SEBALIK.COM , PEKANBARU - Forum Indonesia untuk Transparansi Anggaran (Fitra) Riau mempertanyakan alokasi anggaran hingga Rp 153 miliar untuk instansi vertikal.
Manager Advokasi Fitra Riau, Sartika Dewi mengatakan, dalam dokumen APBD 2025, anggaran tersebut di antaranya, Rumah Sakit Bhayangkara Rp 88,45 miliar, Kejaksaan Tinggi Riau Rp17,75 miliar, RS Tentara Rp 31,3 miliar, dan kantor DPD RI Riau Rp15,8 miliar.
"Sekilas, alokasi ini tampak wajar dengan dalih mendukung pelayanan publik. Namun jika ditelisik lebih dalam, keputusan ini justru menabrak logika tata kelola keuangan negara," ujar Sartika Dewi.
Ia menegaskan, semua lembaga tersebut merupakan instansi vertikal yang mestinya dibiayai melalui APBN.
Dengan kata lain, Pemprov Riau secara sadar mengambil alih kewajiban pusat, sementara banyak agenda pembangunan daerah yang lebih mendesak masih terbengkalai.
"APBD dirancang sebagai instrumen fiskal untuk membiayai urusan wajib daerah pendidikan, kesehatan, infrastruktur dasar, hingga penanggulangan kemiskinan," tuturnya.
Tetapi lanjut Sartika Dewi, ketika ratusan miliar rupiah dialihkan untuk pembangunan gedung lembaga pusat, ini menunjukan terjadinya distorsi fungsi APBD.
Padahal, lanjutnya, masyarakat Riau masih menghadapi persoalan mendasar, kualitas pendidikan dan layanan kesehatan di kabupaten/kota yang timpang, infrastruktur pedesaan dan pesisir yang minim, serta angka kemiskinan dan ketimpangan yang belum tertangani optimal.

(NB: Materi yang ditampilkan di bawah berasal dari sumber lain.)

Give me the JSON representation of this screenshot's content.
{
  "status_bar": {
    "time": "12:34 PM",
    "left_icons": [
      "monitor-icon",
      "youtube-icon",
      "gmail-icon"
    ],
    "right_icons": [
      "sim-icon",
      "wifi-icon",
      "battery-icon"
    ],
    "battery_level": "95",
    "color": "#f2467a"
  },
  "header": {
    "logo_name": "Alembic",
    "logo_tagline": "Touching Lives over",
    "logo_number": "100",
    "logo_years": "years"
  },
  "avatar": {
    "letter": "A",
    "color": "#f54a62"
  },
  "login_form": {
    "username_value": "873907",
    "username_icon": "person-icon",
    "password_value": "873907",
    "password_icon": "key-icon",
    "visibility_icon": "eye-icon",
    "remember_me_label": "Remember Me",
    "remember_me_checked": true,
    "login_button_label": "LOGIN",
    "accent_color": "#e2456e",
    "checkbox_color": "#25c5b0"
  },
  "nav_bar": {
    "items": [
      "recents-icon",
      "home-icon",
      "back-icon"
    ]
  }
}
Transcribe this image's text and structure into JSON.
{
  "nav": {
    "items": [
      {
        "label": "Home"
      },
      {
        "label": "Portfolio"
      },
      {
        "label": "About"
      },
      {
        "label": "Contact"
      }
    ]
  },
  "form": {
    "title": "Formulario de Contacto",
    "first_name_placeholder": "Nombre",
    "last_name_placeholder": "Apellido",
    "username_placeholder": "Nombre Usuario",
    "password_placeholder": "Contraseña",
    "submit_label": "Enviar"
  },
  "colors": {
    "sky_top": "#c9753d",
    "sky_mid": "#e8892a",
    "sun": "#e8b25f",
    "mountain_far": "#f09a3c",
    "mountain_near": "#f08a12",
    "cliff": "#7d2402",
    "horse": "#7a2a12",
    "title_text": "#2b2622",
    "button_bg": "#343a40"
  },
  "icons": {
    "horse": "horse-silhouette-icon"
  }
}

"Kontras ini menimbulkan pertanyaan etis, apakah APBD Riau benar-benar digunakan untuk kepentingan rakyat Riau, atau justru menjadi subsidi bagi negara?" tanya Sartika.
Dilain sisi, kebijakan nasional selama ini menekankan pentingnya efisiensi anggaran daerah. Regulasi pengelolaan keuangan menuntut agar hibah diberikan secara selektif dan tepat sasaran. Namun, hibah jumbo kepada instansi vertikal justru bertentangan dengan prinsip tersebut.
"Alih-alih memperkuat pelayanan dasar, Pemprov Riau memilih menguras ruang fiskalnya untuk bangunan megah lembaga pusat. Langkah ini tidak hanya melanggar prioritas fiskal, tetapi juga mempersempit peluang inovasi pembangunan daerah," lanjutnya.
Kecenderungan daerah mengalokasikan hibah untuk instansi vertikal kerap dikaitkan dengan hubungan politik antara pemerintah daerah dan lembaga pusat.
Dalam konteks Riau, besarnya dana hibah membuka ruang dugaan bahwa keputusan anggaran bukan semata pertimbangan kebutuhan masyarakat, melainkan juga kompromi dan kepentingan elite birokrasi.
Fitra Riau memandang alokasi hibah ini sebagai bentuk penyimpangan arah pembangunan daerah.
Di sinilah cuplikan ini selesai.